According to figures from the WHO, an estimated 3.7 billion people under age 50 are infected with this virus. While this is not a serious condition, there are some things to know about it.
- Oral herpes is different than genital herpes
There are two types of herpes simplex virus: type 1, which is transmitted by mouth-to-mouth contact and causes oral herpes, or “cold sores” as they are commonly referred to; and type 2, which is sexually transmitted and causes genital herpes. According to the WHO, approximately 417 million people between ages 15 and 49 have herpes type 2.
- Symptoms are not always present
Many people infected with the type one virus to not know it because they do not experience any symptoms. The most common signs, however, are small sores that form on the lips or the mouth area; and after an initial outbreak, they may reappear.
- While medication can help the symptoms, it does not cure the infection
Antiviral drugs, which are generally topical, are efficient in treating the intensity and frequency of herpes. These medications do not cure the infection, however, which remains throughout a lifetime. Normally, these sores disappear on their own after a few days.
- The virus can be transmitted without symptoms
While it is most contagious during an outbreak, the virus can also be transmitted when sores are not present.

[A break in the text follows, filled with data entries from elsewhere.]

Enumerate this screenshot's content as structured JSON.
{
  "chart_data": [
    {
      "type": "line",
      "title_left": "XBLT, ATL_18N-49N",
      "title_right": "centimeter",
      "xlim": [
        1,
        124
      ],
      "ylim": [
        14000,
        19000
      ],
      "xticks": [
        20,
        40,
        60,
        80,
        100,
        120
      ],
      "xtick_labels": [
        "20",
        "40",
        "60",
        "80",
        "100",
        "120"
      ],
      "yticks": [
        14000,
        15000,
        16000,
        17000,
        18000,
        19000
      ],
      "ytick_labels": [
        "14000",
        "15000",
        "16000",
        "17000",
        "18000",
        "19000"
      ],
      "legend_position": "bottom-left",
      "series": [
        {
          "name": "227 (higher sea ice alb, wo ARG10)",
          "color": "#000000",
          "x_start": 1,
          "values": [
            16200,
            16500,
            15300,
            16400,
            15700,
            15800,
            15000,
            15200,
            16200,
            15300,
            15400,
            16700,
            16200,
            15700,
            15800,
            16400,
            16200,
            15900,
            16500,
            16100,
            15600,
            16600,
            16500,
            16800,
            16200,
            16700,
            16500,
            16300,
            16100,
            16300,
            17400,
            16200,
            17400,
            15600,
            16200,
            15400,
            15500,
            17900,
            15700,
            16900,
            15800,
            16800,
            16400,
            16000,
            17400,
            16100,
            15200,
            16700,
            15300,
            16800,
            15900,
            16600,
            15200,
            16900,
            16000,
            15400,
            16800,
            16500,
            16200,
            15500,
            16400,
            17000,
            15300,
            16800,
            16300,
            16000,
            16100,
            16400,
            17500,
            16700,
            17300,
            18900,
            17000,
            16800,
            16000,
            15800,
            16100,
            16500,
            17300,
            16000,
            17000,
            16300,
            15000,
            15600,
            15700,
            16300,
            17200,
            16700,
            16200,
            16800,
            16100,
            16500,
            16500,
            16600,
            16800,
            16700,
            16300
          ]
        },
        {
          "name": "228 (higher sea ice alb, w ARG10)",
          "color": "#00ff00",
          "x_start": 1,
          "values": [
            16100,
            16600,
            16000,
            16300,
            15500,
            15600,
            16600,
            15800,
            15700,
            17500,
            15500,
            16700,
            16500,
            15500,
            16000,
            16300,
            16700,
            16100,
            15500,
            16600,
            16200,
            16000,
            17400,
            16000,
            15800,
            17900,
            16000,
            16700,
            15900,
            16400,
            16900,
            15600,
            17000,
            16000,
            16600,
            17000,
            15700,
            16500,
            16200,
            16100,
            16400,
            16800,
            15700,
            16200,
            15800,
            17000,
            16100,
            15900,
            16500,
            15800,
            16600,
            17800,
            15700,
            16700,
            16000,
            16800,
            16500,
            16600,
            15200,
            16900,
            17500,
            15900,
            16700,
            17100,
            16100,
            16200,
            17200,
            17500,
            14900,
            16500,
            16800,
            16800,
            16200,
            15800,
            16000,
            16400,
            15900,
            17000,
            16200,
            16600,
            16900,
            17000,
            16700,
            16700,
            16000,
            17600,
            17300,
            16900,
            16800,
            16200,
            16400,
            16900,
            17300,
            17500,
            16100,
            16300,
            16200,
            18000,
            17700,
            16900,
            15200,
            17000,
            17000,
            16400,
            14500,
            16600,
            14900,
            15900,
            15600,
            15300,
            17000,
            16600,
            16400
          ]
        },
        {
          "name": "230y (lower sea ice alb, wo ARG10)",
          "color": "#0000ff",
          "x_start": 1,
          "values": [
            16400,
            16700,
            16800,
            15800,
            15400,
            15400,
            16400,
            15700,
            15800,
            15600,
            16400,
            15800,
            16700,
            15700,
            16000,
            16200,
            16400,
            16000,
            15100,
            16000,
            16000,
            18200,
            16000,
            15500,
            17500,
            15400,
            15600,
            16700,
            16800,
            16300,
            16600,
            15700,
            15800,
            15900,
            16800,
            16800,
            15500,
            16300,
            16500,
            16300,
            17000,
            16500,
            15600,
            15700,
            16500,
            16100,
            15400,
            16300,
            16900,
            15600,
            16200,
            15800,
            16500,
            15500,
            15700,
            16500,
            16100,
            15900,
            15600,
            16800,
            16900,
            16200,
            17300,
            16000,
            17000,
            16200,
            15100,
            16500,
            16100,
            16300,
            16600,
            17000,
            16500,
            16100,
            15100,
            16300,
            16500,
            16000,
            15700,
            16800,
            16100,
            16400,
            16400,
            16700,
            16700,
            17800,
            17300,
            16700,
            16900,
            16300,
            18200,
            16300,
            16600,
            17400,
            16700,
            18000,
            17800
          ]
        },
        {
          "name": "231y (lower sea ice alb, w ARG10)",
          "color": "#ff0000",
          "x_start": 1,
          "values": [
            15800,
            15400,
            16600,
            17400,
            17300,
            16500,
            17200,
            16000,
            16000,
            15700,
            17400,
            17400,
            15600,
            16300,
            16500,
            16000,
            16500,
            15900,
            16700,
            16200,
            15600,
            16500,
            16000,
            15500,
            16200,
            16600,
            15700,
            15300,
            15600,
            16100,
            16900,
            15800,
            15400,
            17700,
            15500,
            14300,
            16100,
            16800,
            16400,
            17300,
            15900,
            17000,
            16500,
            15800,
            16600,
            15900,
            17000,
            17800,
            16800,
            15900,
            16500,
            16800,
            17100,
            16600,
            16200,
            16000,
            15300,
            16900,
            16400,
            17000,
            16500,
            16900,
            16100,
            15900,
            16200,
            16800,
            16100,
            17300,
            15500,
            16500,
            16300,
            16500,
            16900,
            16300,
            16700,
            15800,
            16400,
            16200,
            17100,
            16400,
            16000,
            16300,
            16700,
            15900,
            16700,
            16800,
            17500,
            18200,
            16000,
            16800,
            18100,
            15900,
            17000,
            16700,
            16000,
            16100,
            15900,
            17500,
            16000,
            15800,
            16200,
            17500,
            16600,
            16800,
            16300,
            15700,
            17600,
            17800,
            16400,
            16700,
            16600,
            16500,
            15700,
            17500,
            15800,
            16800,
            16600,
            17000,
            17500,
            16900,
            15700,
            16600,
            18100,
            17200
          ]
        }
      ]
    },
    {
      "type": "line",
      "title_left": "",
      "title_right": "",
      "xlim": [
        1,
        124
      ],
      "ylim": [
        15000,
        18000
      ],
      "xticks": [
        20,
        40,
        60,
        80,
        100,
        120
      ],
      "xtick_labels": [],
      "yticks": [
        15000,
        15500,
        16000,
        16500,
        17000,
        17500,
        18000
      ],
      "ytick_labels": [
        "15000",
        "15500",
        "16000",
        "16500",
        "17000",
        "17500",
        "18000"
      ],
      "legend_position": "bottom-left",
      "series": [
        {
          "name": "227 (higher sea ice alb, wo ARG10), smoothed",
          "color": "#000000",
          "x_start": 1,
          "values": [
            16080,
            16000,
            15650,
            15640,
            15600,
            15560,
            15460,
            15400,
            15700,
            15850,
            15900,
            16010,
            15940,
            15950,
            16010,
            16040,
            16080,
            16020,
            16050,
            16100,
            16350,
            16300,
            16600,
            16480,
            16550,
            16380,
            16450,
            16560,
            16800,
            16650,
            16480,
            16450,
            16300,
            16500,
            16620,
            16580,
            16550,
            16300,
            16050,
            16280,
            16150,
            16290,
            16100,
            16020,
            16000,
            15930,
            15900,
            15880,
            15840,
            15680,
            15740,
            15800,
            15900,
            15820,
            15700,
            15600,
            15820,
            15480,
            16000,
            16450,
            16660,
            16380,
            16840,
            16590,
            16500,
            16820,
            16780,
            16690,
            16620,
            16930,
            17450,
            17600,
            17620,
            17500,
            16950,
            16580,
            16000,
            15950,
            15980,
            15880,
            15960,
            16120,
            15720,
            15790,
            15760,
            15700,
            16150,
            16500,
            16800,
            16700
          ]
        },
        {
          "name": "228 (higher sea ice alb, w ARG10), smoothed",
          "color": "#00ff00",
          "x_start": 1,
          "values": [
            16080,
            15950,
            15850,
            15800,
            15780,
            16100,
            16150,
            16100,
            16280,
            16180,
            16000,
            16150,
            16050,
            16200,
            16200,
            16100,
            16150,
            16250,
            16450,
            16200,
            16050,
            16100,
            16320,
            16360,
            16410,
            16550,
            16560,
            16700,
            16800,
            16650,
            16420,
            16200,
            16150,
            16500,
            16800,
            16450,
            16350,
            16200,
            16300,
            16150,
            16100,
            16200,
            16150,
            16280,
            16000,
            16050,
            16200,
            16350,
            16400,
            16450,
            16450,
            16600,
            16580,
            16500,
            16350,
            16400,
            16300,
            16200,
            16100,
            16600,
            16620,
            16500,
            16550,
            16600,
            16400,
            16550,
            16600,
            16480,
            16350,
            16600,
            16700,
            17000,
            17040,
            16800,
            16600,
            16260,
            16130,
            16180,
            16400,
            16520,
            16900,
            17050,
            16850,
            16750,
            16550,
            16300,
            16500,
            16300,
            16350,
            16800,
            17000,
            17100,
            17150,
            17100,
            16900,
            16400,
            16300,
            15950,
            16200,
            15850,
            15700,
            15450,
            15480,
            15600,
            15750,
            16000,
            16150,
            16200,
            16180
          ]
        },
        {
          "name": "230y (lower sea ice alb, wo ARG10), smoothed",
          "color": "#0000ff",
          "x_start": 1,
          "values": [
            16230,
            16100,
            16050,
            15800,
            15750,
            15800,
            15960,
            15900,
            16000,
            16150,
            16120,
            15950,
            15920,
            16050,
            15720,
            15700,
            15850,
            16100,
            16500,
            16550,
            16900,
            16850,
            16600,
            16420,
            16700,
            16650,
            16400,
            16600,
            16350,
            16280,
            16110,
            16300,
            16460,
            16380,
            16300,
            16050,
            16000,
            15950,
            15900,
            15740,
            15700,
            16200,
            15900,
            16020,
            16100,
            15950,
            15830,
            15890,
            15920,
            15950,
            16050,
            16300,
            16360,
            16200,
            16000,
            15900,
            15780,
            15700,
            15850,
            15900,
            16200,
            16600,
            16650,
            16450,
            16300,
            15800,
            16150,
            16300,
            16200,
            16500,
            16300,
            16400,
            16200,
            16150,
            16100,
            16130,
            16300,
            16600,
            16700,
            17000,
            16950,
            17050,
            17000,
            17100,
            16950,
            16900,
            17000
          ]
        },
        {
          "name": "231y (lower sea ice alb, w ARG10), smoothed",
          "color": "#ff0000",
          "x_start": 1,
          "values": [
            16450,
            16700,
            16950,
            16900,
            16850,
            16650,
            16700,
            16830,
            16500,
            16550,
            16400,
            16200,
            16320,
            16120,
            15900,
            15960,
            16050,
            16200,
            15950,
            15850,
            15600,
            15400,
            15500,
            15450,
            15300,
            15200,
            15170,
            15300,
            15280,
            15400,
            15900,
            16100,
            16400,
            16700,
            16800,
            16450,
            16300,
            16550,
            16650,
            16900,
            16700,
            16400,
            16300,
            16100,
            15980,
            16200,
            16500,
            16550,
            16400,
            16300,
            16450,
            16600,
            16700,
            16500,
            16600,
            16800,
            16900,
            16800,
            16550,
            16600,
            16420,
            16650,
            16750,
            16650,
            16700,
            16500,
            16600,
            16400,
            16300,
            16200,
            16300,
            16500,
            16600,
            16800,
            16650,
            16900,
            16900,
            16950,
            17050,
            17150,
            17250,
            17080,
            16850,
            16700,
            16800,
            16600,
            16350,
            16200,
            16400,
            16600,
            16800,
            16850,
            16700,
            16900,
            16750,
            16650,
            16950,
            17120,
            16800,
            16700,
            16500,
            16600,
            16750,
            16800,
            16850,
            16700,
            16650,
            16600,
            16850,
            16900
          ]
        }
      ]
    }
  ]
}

When symptoms are present, however, it is very important to avoid oral contact with people that are infected and not use objects that have been exposed to the saliva of others.
- Some factors that can influence repeat episodes
It is unpredictable to determine when herpes will reappear, and this can also vary from person to person. Some conditions do contribute to repeat outbreaks, however: prolonged exposure to the sun, fever, stress, acute illness, and the menstrual cycle, among others.